Je me concentrai ainsi qu'elle me l'avait conseillé. Je lui faisais totalement confiance. Pas un seul instant je n'aurais douté d'elle. Elle était si gentille, tellement attentionnée.

- Merci maman, j'essayerai ta technique vendredi prochain. Je n'ai aucune envie de le laisser me pourrir l'existence une fois de plus.

M'asseyant devant ma coiffeuse, je laissai ma mère détacher mes cheveux pour les brosser. Je savais qu'elle adorait cela, ce simple fait de se conduire comme n'importe quelle mère. Dès le premier soir elle avait initié ce petit rituel, après quoi elle me bordait et embrassait mon front pour me souhaiter un agréable sommeil.

Bien que j'aie déjà dormis presque toute la nuit, je sombrai rapidement, profitant du confort et du calme ambiant.

Je me réveillai aux alentours de midi, en pleine forme mais aussi affamée. Je m'habillai d'une simple tunique noire puis descendis déjeuner. À cette période de la journée, Alendro et Catherina dormaient, mais leur fille Abigaël s'occupait de tout ce qui ne pouvait pas être fait de nuit. M'installant dans la cuisine déserte, je me préparai un grand bol de céréales à déguster devant la télévision.

Le reste de la journée allait être consacré à mes études, notamment les mathématiques et l'anglais, si je voulais rattraper mon retard.

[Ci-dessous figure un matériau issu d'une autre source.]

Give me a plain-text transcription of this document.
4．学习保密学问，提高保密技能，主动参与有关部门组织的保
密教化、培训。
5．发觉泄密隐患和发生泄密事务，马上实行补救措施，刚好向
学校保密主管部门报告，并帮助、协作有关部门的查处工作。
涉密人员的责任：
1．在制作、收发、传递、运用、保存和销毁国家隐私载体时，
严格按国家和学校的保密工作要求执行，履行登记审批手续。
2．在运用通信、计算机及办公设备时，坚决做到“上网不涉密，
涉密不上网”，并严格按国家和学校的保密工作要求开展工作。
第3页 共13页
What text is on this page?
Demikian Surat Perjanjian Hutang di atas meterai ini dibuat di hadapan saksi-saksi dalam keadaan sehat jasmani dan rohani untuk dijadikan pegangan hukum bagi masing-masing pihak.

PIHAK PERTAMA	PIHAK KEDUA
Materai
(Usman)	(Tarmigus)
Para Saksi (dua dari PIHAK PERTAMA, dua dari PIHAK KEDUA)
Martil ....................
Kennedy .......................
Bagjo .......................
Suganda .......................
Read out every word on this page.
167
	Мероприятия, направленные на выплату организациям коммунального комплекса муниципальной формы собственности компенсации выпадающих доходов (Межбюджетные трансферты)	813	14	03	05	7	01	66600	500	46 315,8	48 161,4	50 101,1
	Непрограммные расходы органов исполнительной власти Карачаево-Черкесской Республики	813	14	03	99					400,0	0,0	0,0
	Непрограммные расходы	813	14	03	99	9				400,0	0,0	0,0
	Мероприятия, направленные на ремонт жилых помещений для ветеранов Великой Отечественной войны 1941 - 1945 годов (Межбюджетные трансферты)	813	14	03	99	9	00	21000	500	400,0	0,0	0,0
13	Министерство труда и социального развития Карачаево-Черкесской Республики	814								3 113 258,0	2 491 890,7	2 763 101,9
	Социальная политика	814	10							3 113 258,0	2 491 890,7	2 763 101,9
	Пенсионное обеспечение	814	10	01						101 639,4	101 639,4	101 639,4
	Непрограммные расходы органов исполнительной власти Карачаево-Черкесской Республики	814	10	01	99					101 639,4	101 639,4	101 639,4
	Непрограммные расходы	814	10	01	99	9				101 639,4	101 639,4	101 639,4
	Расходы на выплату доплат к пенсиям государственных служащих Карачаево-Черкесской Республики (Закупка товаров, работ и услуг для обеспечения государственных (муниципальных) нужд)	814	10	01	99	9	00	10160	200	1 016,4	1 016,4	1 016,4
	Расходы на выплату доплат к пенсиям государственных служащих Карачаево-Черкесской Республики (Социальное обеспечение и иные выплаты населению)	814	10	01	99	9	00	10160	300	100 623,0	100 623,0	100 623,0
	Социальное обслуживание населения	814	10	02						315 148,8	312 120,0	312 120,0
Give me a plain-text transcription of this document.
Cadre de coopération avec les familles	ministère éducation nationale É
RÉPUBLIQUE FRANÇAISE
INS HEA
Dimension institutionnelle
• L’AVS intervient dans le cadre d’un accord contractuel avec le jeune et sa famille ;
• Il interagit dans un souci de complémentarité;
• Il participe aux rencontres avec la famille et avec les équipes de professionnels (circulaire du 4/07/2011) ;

Il ne fallait surtout pas que je cède à la fainéantise, ce qui était le plus difficile. Une fois plongée dans les livres, je devais rester concentrée jusqu'à la tombée de la nuit où je pourrais dîner.

Je passai ainsi de longues heures à m'exercer aux mathématiques. Le calcul n'était définitivement pas une forme de gymnastique mentale à laquelle j'étais habituée et c'était bien la seule matière pour laquelle ma mémoire exceptionnelle ne m'était d'aucun secours.

J'avais récupéré des livres d'exercices à la bibliothèque municipale et je fis se succéder pages après pages jusqu'à saturation.

Le soleil était en train de se coucher lorsque je consentis enfin à me lever de ma chaise. J'espérais avoir un peu l'occasion de sortir avec ma mère, ne serait-ce qu'une partie de la nuit. Après cette dernière semaine à me lever à l'aube, il me serait sans doute difficile de tenir au-delà de 2 heures du matin. Comme si elle avait deviné mes pensées, Aïlin m'attendait en bas, déjà habillée pour la chasse.

- Dépêche-toi, je ne voudrais pas que tu te couches trop tard. J'ai un endroit à te faire découvrir…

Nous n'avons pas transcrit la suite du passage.